It is also possible to compare three or more groups. This requires a little more thought in setting up your research, but is incredibly useful. For example, let’s say that you want to compare which dosage of pain reliever helps headaches the most. Now, you would want to compare three groups, the control and two treatment groups. For the purpose of this example, let’s say that you want to determine if 400 mg of ibuprofen is better than 200 mg, and that 400 mg is better than 200 mg, and that either of them is better than none.

It is tempting to conduct variance analysis using a series of t-tests, but this is not best. Each t-test has error associated with it, so doing multiple t-tests only increases the amount of error. Instead, we use the special technique, analysis of variance or ANOVA.

### Analysis of Variance

ANOVA is a special method for comparing three or more groups. Instead of analyzing the variance of two groups, it analyzes the variance and the error that occurs in a group and between groups. It compares the groups in the context of a single outcome. In our example, the outcome is pain relief.

For an effective experimental setup, the three groups would be the control (which receives a placebo), the 200 mg group, and the 400 mg group. We would measure the pain relief for each group and then consider if not only the variance in the group is different enough but also if the variance between the groups is enough.

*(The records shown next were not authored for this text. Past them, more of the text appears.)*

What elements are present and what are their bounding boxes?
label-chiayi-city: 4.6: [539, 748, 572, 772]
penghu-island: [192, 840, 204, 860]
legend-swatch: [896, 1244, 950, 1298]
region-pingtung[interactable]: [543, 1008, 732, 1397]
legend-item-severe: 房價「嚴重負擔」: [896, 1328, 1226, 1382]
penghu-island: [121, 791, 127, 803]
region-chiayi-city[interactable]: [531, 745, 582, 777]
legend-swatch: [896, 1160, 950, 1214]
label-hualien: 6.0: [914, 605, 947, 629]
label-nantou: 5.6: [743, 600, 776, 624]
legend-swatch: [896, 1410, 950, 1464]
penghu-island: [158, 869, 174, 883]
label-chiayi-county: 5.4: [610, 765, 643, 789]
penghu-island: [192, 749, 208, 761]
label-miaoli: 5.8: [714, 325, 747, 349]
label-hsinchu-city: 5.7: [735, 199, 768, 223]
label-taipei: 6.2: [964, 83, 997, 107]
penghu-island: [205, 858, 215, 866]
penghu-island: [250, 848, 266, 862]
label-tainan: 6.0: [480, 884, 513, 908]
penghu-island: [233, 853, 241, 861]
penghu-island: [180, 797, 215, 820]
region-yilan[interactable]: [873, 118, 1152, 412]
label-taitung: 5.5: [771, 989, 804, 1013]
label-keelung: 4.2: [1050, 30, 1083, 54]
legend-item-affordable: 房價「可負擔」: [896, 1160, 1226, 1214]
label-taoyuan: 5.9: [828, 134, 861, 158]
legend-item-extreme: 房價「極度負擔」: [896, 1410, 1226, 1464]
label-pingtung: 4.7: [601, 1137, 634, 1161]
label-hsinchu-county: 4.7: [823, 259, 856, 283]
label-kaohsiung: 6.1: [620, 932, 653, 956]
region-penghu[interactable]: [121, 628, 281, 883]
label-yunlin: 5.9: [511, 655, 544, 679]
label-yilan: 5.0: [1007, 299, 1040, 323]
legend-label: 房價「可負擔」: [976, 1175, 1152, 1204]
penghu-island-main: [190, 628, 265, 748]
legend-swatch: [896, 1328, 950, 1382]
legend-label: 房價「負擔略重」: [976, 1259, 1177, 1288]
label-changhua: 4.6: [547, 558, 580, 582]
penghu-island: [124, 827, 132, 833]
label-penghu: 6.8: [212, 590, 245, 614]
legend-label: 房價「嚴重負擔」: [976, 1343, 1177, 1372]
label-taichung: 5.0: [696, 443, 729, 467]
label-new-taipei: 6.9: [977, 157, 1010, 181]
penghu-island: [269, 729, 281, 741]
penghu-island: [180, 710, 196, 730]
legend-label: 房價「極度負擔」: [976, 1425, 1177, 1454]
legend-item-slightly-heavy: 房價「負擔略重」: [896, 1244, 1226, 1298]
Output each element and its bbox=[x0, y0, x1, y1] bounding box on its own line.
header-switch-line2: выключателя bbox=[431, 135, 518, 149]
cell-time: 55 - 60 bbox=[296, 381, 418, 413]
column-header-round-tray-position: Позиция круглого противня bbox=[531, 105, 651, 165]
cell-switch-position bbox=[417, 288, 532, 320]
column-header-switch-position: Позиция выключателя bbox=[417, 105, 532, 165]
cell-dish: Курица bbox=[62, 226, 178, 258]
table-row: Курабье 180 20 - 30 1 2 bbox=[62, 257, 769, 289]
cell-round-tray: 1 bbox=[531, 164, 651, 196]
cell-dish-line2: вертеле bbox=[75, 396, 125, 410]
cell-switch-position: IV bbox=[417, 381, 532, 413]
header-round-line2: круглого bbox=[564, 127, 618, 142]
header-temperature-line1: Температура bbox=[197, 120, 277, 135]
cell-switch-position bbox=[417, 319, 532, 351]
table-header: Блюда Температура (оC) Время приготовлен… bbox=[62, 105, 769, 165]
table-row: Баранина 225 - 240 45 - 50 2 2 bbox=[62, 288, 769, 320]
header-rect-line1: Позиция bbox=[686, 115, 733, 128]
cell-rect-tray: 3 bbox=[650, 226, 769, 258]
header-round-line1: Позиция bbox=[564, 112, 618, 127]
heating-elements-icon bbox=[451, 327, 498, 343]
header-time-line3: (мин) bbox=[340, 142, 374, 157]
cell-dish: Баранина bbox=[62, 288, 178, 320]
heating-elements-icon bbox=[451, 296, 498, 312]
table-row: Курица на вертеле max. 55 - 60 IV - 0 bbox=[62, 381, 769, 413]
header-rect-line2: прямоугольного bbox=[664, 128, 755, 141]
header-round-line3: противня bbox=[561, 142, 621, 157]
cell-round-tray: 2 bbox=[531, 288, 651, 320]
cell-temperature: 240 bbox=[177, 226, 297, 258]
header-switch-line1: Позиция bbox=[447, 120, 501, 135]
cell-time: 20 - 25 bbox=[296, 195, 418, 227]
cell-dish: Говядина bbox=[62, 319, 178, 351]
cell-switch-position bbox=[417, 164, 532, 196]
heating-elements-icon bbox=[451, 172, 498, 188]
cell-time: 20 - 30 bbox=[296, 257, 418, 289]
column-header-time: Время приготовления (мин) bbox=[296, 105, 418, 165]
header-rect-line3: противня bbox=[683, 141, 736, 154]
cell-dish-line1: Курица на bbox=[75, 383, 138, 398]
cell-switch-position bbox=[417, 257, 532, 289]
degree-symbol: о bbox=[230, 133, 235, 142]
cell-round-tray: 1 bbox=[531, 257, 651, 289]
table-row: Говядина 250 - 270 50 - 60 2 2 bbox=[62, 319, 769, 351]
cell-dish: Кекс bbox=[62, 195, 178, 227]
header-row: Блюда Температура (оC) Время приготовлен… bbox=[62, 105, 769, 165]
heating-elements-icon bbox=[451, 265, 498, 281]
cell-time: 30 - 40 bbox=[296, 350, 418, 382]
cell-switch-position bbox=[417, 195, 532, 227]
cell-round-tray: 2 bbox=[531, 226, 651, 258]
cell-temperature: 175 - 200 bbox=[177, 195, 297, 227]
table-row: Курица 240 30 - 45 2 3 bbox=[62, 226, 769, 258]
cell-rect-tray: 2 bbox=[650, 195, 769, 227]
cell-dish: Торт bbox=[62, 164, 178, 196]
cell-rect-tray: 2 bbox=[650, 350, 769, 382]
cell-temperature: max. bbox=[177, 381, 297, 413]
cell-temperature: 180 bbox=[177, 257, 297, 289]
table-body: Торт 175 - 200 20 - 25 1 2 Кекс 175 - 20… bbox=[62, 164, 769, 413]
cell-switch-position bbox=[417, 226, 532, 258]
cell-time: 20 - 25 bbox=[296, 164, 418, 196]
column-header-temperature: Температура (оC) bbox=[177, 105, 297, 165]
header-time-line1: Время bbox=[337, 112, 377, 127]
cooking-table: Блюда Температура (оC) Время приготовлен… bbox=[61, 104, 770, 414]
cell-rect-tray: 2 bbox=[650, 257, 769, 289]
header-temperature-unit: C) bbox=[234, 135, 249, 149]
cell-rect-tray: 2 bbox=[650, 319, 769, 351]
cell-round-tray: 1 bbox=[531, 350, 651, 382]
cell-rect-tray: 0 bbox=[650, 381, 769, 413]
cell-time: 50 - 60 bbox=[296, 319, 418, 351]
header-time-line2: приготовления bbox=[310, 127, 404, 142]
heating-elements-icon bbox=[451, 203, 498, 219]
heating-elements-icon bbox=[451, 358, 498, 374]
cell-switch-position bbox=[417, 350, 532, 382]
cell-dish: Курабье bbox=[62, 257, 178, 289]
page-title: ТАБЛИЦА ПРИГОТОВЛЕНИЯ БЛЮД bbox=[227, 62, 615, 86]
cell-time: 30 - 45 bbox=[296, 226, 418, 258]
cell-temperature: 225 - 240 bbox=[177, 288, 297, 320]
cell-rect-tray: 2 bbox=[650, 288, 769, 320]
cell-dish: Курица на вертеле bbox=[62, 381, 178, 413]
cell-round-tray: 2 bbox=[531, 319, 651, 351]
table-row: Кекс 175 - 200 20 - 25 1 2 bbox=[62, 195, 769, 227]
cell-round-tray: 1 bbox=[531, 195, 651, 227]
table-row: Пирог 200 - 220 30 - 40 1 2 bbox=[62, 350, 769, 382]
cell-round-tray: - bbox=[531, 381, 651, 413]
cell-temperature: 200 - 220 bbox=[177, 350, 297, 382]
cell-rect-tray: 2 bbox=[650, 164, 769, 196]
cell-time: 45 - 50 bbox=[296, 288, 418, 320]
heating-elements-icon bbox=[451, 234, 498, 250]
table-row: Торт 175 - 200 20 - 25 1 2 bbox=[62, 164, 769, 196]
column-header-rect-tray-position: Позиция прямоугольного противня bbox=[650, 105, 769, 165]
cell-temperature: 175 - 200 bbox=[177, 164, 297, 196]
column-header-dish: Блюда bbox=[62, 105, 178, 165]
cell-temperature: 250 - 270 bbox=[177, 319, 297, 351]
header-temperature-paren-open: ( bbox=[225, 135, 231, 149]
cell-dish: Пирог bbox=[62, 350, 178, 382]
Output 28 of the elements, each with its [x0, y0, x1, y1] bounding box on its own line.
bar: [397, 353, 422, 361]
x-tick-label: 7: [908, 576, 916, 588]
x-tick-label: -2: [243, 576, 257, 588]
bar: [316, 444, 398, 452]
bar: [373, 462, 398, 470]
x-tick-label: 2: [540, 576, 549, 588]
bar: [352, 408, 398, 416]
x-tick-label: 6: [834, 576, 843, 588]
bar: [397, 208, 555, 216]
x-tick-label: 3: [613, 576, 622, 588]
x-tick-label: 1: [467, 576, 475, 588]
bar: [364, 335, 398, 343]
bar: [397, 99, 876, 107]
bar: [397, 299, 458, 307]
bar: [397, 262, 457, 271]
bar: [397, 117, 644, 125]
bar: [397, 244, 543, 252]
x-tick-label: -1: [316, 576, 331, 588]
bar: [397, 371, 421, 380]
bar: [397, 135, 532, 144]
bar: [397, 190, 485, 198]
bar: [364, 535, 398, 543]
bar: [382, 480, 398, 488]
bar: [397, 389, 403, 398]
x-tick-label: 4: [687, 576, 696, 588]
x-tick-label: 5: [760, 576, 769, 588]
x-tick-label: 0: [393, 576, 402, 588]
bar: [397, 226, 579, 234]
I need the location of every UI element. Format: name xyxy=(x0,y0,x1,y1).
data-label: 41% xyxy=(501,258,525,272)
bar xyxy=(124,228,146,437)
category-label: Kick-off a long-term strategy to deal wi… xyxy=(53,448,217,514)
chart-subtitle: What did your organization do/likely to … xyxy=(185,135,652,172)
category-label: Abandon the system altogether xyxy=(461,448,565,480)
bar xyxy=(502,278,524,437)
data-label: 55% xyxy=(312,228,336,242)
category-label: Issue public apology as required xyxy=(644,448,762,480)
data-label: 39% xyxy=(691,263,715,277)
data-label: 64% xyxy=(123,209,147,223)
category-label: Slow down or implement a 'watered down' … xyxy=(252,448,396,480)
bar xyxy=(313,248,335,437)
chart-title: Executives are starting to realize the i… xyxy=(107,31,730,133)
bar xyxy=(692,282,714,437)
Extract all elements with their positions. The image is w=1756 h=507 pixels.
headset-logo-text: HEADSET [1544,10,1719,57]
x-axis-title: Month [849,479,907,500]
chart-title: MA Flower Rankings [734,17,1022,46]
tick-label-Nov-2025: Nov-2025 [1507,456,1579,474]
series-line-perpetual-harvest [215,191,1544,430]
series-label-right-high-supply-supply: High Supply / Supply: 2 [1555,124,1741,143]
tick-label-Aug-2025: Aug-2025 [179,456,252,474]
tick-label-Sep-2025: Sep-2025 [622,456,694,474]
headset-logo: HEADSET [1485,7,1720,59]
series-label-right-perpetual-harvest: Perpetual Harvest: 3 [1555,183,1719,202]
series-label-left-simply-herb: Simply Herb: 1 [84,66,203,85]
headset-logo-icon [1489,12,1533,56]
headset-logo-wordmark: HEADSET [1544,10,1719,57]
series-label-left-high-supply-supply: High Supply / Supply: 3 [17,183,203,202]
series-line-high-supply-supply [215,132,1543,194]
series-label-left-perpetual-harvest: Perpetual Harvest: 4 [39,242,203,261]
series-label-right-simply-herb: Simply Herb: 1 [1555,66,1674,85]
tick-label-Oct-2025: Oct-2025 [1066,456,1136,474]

You analyze the variance using the F-ratio. The F-ratio is a ratio of the error variance between the groups compared to the error variance within the group. Like the t-test, the F-ratio compares actual values to a distribution values that helps to determine significance. In this way, one can see if there is a significant difference between the groups.

A word of caution: the F-test only reveals if there is a significant difference. It does not determine which group is different nor how it is different. For that, you need post hoc tests.

### Analysis of Covariance

Naturally, there are some things that may affect how effective ibuprofen is from person to person. For example, weight influences dosage. So, someone that is 300-lbs may not get the same amount of pain relief as someone who is 100-lbs. An instance of one or more variables that can affect the outcome, but are not the treatment, are called analysis of covariance or ANCOVA.

ANCOVA accounts for a treatment effect and other mitigating variables, like weight or age in an experimental trial. In this case, the error variance of the covariates is in the analysis. ANCOVA is generally used when looking for an effect rather than looking for a model to predict outcomes. The benefit of ANCOVA is that you get a much clearer picture of the effect that predictors have when used with covariates.

## The Takeaways

Variance analysis comes in all shapes and sizes, but it has one underlying goal: examine the difference between what is observed and what is expected. For univariate data, it is an examination of observed deviation from a measure of central tendency. For bivariate data, it is the difference between the model value (or the line of best fit) and the observed value. For multivariate data, it involves comparing groups and their effect on one or more outcomes.

I hope that this post helps shed some light on variance analysis. I look forward to any questions that you may have below. Happy statistics!